We did the diagnostics on Foster and sent a urine culture off to the laboratory. The x-rays show a massive prostate hanging over the brim of the pelvis. It was so large it was interfering with the colon even though it was mostly out of the pelvis.
I sent Foster home on medication and checked him back in a few days when we would have the culture results.
Foster bounced through the door for his recheck, and Jim followed with a smile on his face.
“He is feeling like his old self, Doc,” Jim said.
“That’s a good thing,” I said. “We cultured an E. coli out of his urine. Sometimes that can be serious, but our antibiotic we started him on was the correct one.”
I palpated his abdomen with Foster on the floor and did a rectal exam.
“It’s not back to normal quite yet, but much smaller today,” I said to Jim.
“What do we do now?” Jim asked.
“Now we finish the antibiotics and then recheck a urine sample in a couple of weeks after they are through,” I said. “Then, if the urine is okay, it is just a matter of watchful waiting. It will happen again, maybe next month or next year, and you just have to be watchful and catch things early.”
Over the next year and a half, Foster was in for his prostate problem several times. It was always the same. Jim had learned to notice as soon as Foster’s urinary habits changed a bit. His prostate was always large, but never the size it was on his initial visit.
“Jim, you know, Foster isn’t getting any younger,” I said. “One of these episodes will run into some major issues with kidneys or something. We could bring this all to an end by neutering him.”
“Okay, Doc, let’s go ahead and neuter the old guy,” Jim said. “He has slowed down in his old age, and I would guess he won’t get much use out those things at this stage in his life.”
We scheduled Foster’s surgery for the following morning. I wanted to get it done before Jim had second thoughts.
Veterinarians do neuter surgeries on dogs often, maybe not every day, but certainly, every week. They are always cautioned against calling a surgery routine, but a neuter is almost a routine surgery for most veterinarians. But they rarely neuter an eleven-year-old large dog.

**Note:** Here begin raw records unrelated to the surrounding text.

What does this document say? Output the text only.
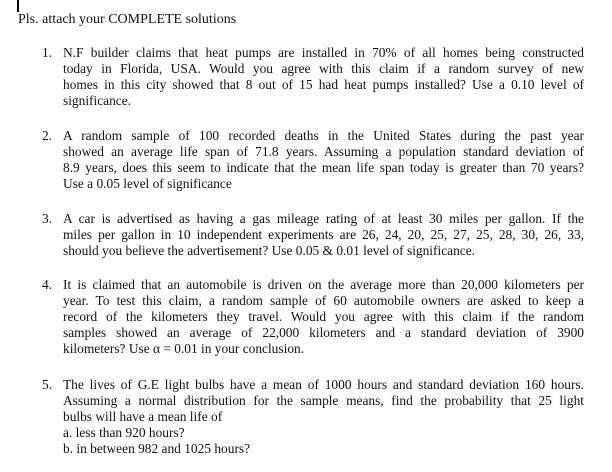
Pls. attach your COMPLETE solutions
1. N.F builder claims that heat pumps are installed in 70% of all homes being constructed
today in Florida, USA. Would you agree with this claim if a random survey of new
homes in this city showed that 8 out of 15 had heat pumps installed? Use a 0.10 level of
significance.
2. A random sample of 100 recorded deaths in the United States during the past year
showed an average life span of 71.8 years. Assuming a population standard deviation of
8.9 years, does this seem to indicate that the mean life span today is greater than 70 years?
Use a 0.05 level of significance
3. A car is advertised as having a gas mileage rating of at least 30 miles per gallon. If the
miles per gallon in 10 independent experiments are 26, 24, 20, 25, 27, 25, 28, 30, 26, 33,
should you believe the advertisement? Use 0.05 & 0.01 level of significance.
4. It is claimed that an automobile is driven on the average more than 20,000 kilometers per
year. To test this claim, a random sample of 60 automobile owners are asked to keep a
record of the kilometers they travel. Would you agree with this claim if the random
samples showed an average of 22,000 kilometers and a standard deviation of 3900
kilometers? Use α = 0.01 in your conclusion.
5. The lives of G.E light bulbs have a mean of 1000 hours and standard deviation 160 hours.
Assuming a normal distribution for the sample means, find the probability that 25 light
bulbs will have a mean life of
a. less than 920 hours?
b. in between 982 and 1025 hours?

The procedure is the same, but the tissues are different. Squeezing the testicle and its tunic out of the scrotum in a young dog is no problem and takes little effort. That same testicular tunic in an old dog is solidly attached to the inside of the scrotum. It is a real struggle to free from its attachment. But I got it done.
Foster went home a new man, and when we checked him back for suture removal, his prostate gland palpated normally. And he lived out his life without another issue with that gland.